But, in a strange way, although he’s forbidden from ‘playing’ with them, the Pops are as much for my little boy as they are for me. He can name almost all of them, even if he’s never seen the show or movie in which they appear (rest assured I haven’t introduced him to American Horror Story or The Texas Chainsaw Massacre – that can be a treat for his fifth birthday). He could identify Riker and Geordi long before he’d ever seen them on screen, and when he did see them for the first time he greeted them with the sort of fevered exclamations usually reserved for Gods and rock-stars. His intense love of Batman and Superman cartoons can be traced directly to the presence of the diminutive versions of them he sees peering out at him from the shelves every morning.

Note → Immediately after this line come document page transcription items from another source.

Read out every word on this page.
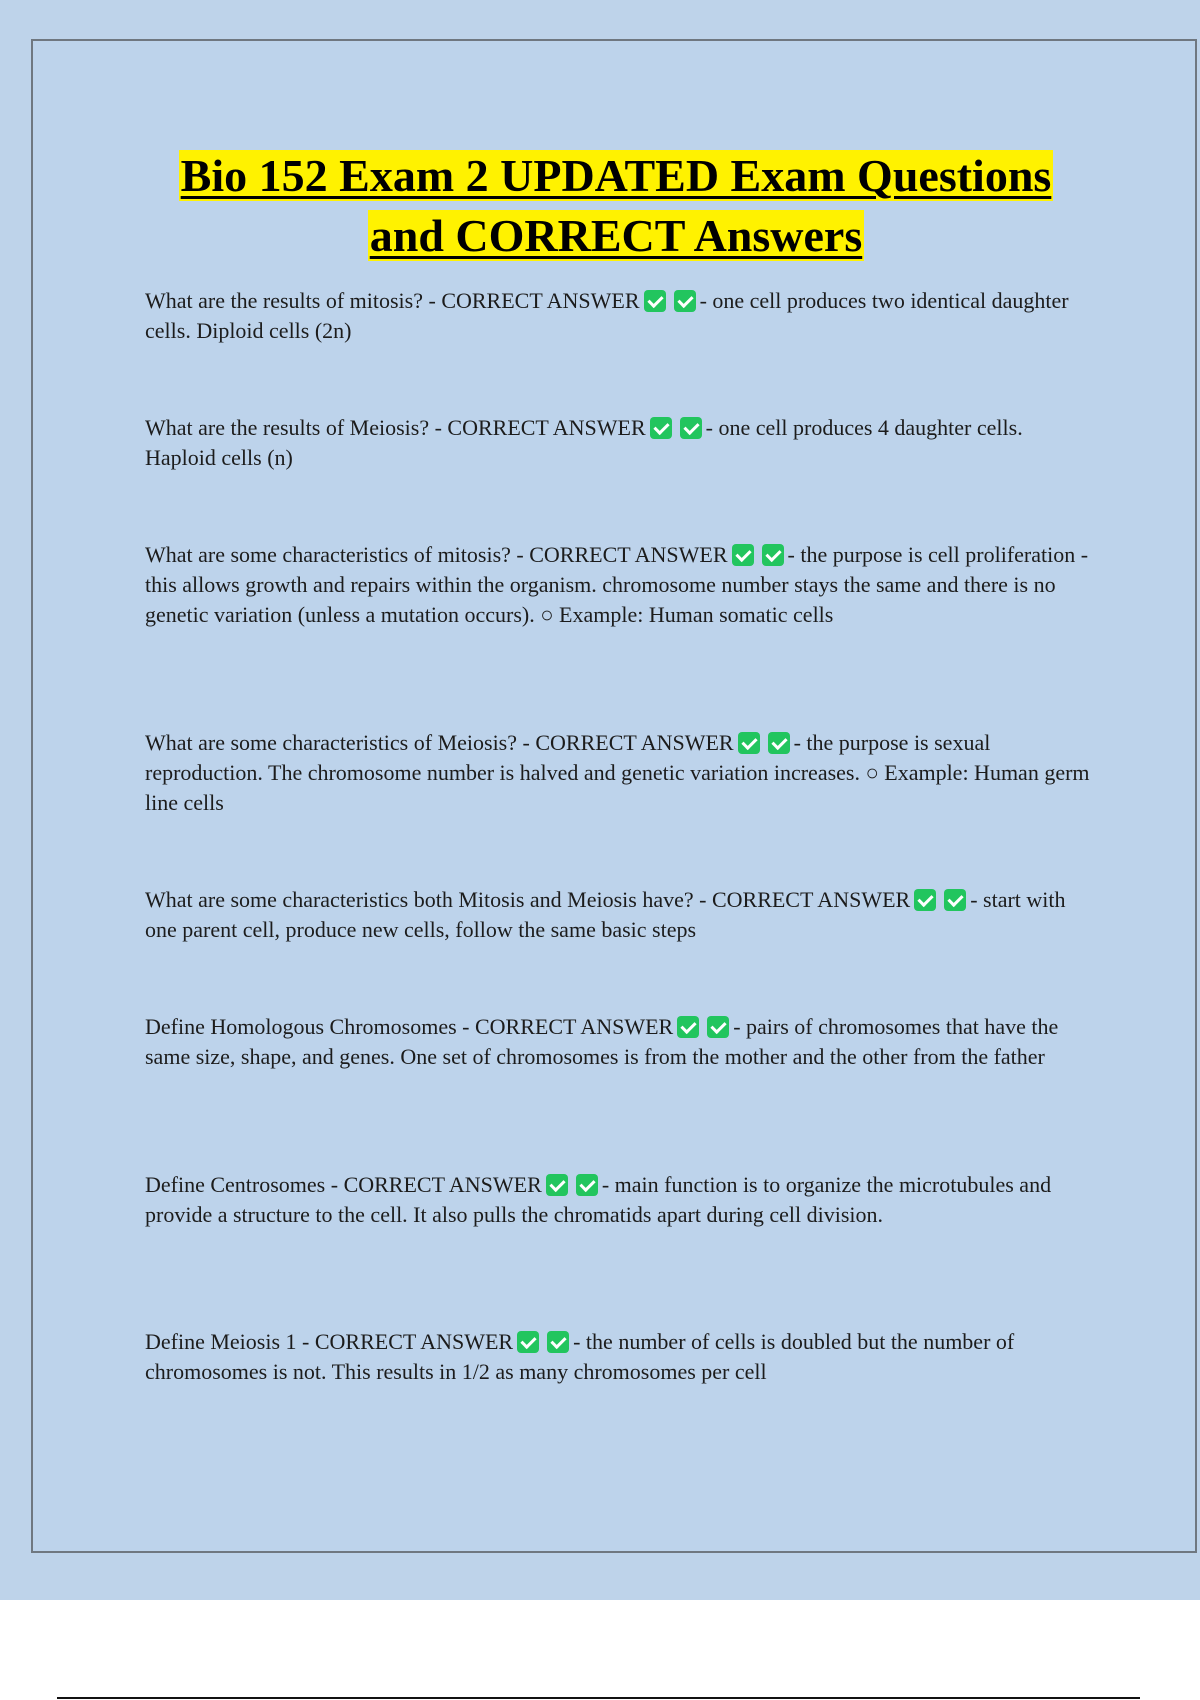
Bio 152 Exam 2 UPDATED Exam Questions
and CORRECT Answers

What are the results of mitosis? - CORRECT ANSWER	- one cell produces two identical daughter cells. Diploid cells (2n)

What are the results of Meiosis? - CORRECT ANSWER	- one cell produces 4 daughter cells. Haploid cells (n)

What are some characteristics of mitosis? - CORRECT ANSWER	- the purpose is cell proliferation - this allows growth and repairs within the organism. chromosome number stays the same and there is no genetic variation (unless a mutation occurs). ○ Example: Human somatic cells

What are some characteristics of Meiosis? - CORRECT ANSWER	- the purpose is sexual reproduction. The chromosome number is halved and genetic variation increases. ○ Example: Human germ line cells

What are some characteristics both Mitosis and Meiosis have? - CORRECT ANSWER	- start with one parent cell, produce new cells, follow the same basic steps

Define Homologous Chromosomes - CORRECT ANSWER	- pairs of chromosomes that have the same size, shape, and genes. One set of chromosomes is from the mother and the other from the father

Define Centrosomes - CORRECT ANSWER	- main function is to organize the microtubules and provide a structure to the cell. It also pulls the chromatids apart during cell division.

Define Meiosis 1 - CORRECT ANSWER	- the number of cells is doubled but the number of chromosomes is not. This results in 1/2 as many chromosomes per cell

My Pops have become a bridge between me and my son, between one generation and the next. I see my hobby as a way of passing down a plastic pop-culture alphabet for him to read and understand, so he can better understand the cultural world in which I was raised. I’m infecting him with the wide-eyed wonder and passions of my youth; rebooting my own childhood with him in the starring role and me in the director’s chair.

Simply put, I’m a giant man-child with an addictive personality who is also hopelessly nostalgic and sentimental.

In years to come, after I’m long gone, I can see him holding the Pops, one by one, studying them intently, turning them over in his hands, and saying to his wife: ‘You know, I’ve no idea who any of these models are meant to be,’ and his wife turning to him and saying, ‘I don’t want your dad’s stupid bloody toys cluttering up the house. Let’s take them to the landfill.’

Yes, I’ll finally admit it. My name is Jamie Andrew. And I collect toys.